I have lots of old SQL dumps stored in backups. I wanted to find a way to check to see if I was storing the same files over and over again. I did not want to check them line by line, because it would take too long. I remembered that message digests are a way to check to see if a file has been tampered. So, if I create a message digest of two files that I think are the same, a matching digest should (ideally) prove that they are the same.
By the way, what is a message digest? It’s “ … a cryptographic hash function containing a string of digits created by a one-way hashing formula”. ( https://www.techopedia.com/definition/4024/message-digest ). In other words, it is the result of sending a file or string through a one-way function and outputting the result. Ideally, it can be used to check to see if a file has been modified. If two files are related, but slightly different, they will generate two different message digests.
Back to digests. I like the idea of taking the sql dumps and generating a message digest. However, I noticed that the SQL dumps usually have a timestamp showing when the dump was created listed inside the SQL comments. This will automatically create a different digest. Can I remove the SQL comments and create a digest from that?
It turns out that I can. It works nicely.
> grep –regexp=“^–.*” <path-to-sql-dump>
shows all the SQL comments in the file
> grep –regexp=“^[^–.*]” <path-to-sql-dump>
shows everything but the SQL comments. Pipe that result into a digest function
> grep –regexp=“^[^–.*]” <path-to-sql-dump> | md5
shows the resulting digest using md5. Similarly, using “openssl sha1”, “shasum”, “shasum -a 512”, “shasum -a 512224” and “shasum -a 512256” will generate different digests, which can all be used to compare SQL commands in a SQL dump file.

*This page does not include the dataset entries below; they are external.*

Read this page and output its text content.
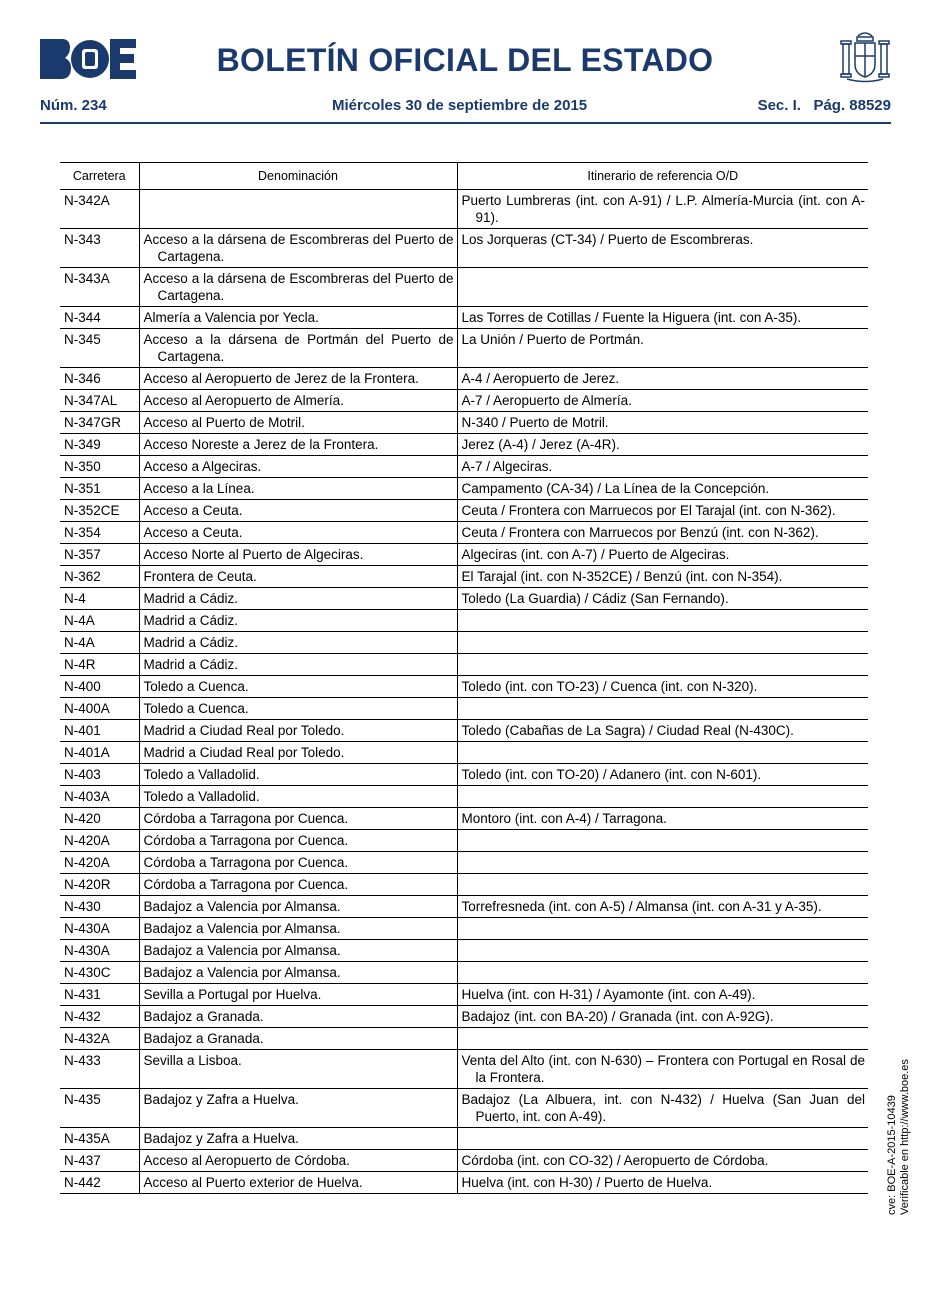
BOLETÍN OFICIAL DEL ESTADO
Núm. 234	Miércoles 30 de septiembre de 2015	Sec. I.   Pág. 88529
Carretera	Denominación	Itinerario de referencia O/D

N-342A		Puerto Lumbreras (int. con A-91) / L.P. Almería-Murcia (int. con A-91).

N-343	Acceso a la dársena de Escombreras del Puerto de Cartagena.	Los Jorqueras (CT-34) / Puerto de Escombreras.

N-343A	Acceso a la dársena de Escombreras del Puerto de Cartagena.	

N-344	Almería a Valencia por Yecla.	Las Torres de Cotillas / Fuente la Higuera (int. con A-35).

N-345	Acceso a la dársena de Portmán del Puerto de Cartagena.	La Unión / Puerto de Portmán.

N-346	Acceso al Aeropuerto de Jerez de la Frontera.	A-4 / Aeropuerto de Jerez.

N-347AL	Acceso al Aeropuerto de Almería.	A-7 / Aeropuerto de Almería.

N-347GR	Acceso al Puerto de Motril.	N-340 / Puerto de Motril.

N-349	Acceso Noreste a Jerez de la Frontera.	Jerez (A-4) / Jerez (A-4R).

N-350	Acceso a Algeciras.	A-7 / Algeciras.

N-351	Acceso a la Línea.	Campamento (CA-34) / La Línea de la Concepción.

N-352CE	Acceso a Ceuta.	Ceuta / Frontera con Marruecos por El Tarajal (int. con N-362).

N-354	Acceso a Ceuta.	Ceuta / Frontera con Marruecos por Benzú (int. con N-362).

N-357	Acceso Norte al Puerto de Algeciras.	Algeciras (int. con A-7) / Puerto de Algeciras.

N-362	Frontera de Ceuta.	El Tarajal (int. con N-352CE) / Benzú (int. con N-354).

N-4	Madrid a Cádiz.	Toledo (La Guardia) / Cádiz (San Fernando).

N-4A	Madrid a Cádiz.	

N-4A	Madrid a Cádiz.	

N-4R	Madrid a Cádiz.	

N-400	Toledo a Cuenca.	Toledo (int. con TO-23) / Cuenca (int. con N-320).

N-400A	Toledo a Cuenca.	

N-401	Madrid a Ciudad Real por Toledo.	Toledo (Cabañas de La Sagra) / Ciudad Real (N-430C).

N-401A	Madrid a Ciudad Real por Toledo.	

N-403	Toledo a Valladolid.	Toledo (int. con TO-20) / Adanero (int. con N-601).

N-403A	Toledo a Valladolid.	

N-420	Córdoba a Tarragona por Cuenca.	Montoro (int. con A-4) / Tarragona.

N-420A	Córdoba a Tarragona por Cuenca.	

N-420A	Córdoba a Tarragona por Cuenca.	

N-420R	Córdoba a Tarragona por Cuenca.	

N-430	Badajoz a Valencia por Almansa.	Torrefresneda (int. con A-5) / Almansa (int. con A-31 y A-35).

N-430A	Badajoz a Valencia por Almansa.	

N-430A	Badajoz a Valencia por Almansa.	

N-430C	Badajoz a Valencia por Almansa.	

N-431	Sevilla a Portugal por Huelva.	Huelva (int. con H-31) / Ayamonte (int. con A-49).

N-432	Badajoz a Granada.	Badajoz (int. con BA-20) / Granada (int. con A-92G).

N-432A	Badajoz a Granada.	

N-433	Sevilla a Lisboa.	Venta del Alto (int. con N-630) – Frontera con Portugal en Rosal de la Frontera.

N-435	Badajoz y Zafra a Huelva.	Badajoz (La Albuera, int. con N-432) / Huelva (San Juan del Puerto, int. con A-49).

N-435A	Badajoz y Zafra a Huelva.	

N-437	Acceso al Aeropuerto de Córdoba.	Córdoba (int. con CO-32) / Aeropuerto de Córdoba.

N-442	Acceso al Puerto exterior de Huelva.	Huelva (int. con H-30) / Puerto de Huelva.	cve: BOE-A-2015-10439 Verificable en http://www.boe.es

I’m a little sad that “shasum” did not work completely. It adds the file name after the digest and hyphen, allowing storage of the digests. However, since the file is piped into the command, there is no file name to add to the end of the file. I’m sure there’s a way to add it to a file, though. Maybe something like?
> grep –regexp=“^[^–.*]” <path-to-sql-dump> | shasum; echo !!:2
then search for ‘- line-break’ and replace with ‘- ‘. … Maybe, maybe …